Thunderstorm downdraft dynamics are extremely sensitive to the concentration, type, and size of the condensed-phase water particles they contain. The current generation of cloud models, including that at CAPS, are not designed to fully model these "microphysical" characteristics. Hence, inadequate simulation of downdrafts and tornadoes.
Why is this important? Our recent research shows that it is _warm_ downdrafts that are the most likely to initiate tornadoes, and contribute to their strength and longevity. If you want to prevent a tornado, cooling the downdraft might be a better idea. To me, the downdraft-zapping idea seems more likely to _cause_ a violent tornado than to prevent one.

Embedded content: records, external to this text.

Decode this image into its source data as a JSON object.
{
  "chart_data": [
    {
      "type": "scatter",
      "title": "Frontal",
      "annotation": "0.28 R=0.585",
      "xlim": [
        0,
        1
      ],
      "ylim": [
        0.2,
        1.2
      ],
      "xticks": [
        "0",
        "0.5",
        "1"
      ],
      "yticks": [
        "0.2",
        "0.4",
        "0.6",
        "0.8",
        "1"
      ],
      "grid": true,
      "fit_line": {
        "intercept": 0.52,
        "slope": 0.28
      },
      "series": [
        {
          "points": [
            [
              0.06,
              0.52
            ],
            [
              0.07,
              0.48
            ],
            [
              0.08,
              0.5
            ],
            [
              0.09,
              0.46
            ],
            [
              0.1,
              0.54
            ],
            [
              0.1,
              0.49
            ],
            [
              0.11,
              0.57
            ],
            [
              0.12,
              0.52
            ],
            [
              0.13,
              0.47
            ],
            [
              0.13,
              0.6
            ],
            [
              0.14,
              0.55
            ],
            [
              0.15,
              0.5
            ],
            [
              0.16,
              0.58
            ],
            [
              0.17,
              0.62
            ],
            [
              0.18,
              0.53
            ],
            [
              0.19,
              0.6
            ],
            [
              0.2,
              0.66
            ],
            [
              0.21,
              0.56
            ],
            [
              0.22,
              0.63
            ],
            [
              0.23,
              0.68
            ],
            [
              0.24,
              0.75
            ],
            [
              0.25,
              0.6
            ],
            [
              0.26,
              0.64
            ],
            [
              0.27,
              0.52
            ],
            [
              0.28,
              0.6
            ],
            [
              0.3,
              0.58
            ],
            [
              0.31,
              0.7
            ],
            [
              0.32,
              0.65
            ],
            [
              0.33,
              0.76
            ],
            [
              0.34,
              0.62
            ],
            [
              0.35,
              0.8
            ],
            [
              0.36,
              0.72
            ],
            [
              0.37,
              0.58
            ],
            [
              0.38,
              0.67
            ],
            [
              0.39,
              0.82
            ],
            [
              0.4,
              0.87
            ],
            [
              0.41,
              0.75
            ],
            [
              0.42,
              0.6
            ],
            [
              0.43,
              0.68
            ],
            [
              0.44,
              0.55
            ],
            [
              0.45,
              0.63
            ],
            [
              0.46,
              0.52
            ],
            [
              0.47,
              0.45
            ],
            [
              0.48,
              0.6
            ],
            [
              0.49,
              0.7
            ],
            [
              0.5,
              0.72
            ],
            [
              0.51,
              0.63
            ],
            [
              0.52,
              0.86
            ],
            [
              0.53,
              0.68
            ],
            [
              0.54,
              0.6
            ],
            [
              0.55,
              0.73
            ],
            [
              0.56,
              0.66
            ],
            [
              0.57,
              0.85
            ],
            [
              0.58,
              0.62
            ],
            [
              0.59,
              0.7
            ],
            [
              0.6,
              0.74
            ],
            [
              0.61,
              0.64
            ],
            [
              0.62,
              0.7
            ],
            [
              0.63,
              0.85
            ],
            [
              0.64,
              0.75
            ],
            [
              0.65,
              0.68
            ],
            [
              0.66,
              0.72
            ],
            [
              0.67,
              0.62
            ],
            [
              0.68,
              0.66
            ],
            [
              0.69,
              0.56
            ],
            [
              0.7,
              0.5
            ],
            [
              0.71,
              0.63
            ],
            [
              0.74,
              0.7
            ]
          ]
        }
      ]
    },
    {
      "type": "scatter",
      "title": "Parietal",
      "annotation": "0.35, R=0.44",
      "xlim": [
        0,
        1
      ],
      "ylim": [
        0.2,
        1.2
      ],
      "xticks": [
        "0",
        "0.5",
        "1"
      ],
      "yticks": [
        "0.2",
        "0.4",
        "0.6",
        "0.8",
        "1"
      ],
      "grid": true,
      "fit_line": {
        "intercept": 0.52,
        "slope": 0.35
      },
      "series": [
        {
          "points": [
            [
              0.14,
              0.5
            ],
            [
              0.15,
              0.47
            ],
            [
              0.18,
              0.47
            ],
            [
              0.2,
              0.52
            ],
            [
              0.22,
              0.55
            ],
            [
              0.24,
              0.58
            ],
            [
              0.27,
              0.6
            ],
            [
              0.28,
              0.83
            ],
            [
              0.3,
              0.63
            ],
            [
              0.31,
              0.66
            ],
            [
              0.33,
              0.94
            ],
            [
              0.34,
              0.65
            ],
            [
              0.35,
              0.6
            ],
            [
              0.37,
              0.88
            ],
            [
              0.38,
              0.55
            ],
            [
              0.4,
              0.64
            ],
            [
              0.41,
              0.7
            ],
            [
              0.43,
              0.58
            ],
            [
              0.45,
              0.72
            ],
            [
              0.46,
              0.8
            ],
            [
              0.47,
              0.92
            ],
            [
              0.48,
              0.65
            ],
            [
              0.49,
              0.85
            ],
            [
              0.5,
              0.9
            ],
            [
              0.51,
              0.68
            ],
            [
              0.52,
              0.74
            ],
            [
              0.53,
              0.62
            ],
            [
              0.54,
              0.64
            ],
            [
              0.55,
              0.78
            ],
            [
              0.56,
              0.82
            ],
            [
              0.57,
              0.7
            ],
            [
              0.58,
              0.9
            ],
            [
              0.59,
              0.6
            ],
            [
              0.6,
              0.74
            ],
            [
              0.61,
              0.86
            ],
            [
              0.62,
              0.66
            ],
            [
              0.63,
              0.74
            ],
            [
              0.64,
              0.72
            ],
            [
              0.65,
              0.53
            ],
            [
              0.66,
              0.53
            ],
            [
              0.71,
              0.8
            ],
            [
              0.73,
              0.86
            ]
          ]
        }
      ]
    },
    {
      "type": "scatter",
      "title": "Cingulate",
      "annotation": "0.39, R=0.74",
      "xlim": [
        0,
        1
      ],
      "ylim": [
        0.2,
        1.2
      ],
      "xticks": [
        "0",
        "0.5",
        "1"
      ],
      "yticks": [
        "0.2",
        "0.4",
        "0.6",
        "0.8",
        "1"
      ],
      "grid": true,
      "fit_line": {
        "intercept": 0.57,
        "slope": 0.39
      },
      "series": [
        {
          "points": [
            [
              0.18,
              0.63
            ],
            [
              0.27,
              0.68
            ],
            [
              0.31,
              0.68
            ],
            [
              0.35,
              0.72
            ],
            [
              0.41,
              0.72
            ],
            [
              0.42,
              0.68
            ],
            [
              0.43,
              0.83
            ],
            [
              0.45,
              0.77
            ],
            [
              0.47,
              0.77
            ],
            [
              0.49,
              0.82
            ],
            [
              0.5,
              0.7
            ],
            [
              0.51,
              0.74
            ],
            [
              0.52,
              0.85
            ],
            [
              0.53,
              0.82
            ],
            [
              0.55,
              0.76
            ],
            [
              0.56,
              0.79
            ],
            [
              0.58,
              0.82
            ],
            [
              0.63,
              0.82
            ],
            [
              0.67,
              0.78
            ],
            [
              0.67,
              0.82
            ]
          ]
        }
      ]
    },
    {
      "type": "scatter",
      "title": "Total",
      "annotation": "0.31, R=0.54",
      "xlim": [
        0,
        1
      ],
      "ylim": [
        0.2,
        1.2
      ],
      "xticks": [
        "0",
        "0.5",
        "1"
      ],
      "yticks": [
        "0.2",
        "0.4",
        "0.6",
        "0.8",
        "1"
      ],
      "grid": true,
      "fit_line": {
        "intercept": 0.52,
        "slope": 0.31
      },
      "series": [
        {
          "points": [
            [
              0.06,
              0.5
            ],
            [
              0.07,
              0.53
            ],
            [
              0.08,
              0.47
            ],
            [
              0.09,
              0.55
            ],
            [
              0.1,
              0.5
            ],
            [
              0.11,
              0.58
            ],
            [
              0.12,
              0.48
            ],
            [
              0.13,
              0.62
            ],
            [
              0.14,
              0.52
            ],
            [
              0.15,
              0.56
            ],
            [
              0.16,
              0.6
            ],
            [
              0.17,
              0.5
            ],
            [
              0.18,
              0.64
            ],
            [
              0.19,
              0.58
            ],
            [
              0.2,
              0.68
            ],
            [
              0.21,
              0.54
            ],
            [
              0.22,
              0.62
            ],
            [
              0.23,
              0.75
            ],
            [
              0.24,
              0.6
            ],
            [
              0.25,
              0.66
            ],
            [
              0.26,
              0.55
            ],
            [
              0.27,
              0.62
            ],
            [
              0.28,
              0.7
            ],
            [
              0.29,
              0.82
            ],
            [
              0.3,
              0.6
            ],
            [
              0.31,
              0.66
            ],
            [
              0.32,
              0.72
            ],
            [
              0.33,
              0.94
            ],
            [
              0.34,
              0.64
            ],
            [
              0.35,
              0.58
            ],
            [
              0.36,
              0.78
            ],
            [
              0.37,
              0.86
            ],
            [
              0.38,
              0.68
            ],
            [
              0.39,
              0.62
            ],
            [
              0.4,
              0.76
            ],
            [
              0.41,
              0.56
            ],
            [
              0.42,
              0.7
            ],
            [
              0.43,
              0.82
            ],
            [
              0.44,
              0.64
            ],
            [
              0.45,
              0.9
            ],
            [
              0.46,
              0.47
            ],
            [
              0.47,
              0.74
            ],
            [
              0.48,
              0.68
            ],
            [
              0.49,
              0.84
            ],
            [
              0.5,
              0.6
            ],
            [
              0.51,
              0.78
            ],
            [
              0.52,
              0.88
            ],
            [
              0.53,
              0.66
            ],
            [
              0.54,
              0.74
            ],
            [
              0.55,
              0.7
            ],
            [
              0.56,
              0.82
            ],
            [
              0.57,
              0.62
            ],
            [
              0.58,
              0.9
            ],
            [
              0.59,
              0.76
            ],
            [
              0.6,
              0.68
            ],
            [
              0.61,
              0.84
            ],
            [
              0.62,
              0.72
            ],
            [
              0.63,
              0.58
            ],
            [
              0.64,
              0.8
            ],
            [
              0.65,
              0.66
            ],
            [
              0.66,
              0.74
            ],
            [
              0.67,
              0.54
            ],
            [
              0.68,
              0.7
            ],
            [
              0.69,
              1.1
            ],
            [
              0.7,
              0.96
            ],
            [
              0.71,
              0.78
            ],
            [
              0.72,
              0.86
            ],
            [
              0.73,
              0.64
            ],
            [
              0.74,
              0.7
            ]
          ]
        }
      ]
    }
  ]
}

Perhaps in 5-10 years cloud models will have improved to the point of being able to correctly simulate this all-important "rear flank downdraft" that is associated with tornadogenesis. Until then, it is foolish to plan tornado mitigation based on inadequate numerical models.
I also agree with Dr. Rasmussen's point.
It seems to me that publishing wild speculation that has virtually no solid scientific basis is bordering on irresponsible journalism. I am not unwilling to consider new ideas, but (as Carl Sagan once noted) extraordinary claims require extraordinary evidence. Mr. Eastlund's evidence is pretty far from extraordinary, but his claims certainly are! I'm disappointed that a magazine claiming to be the "leading weekly science magazine" would stoop to such a level of reportage.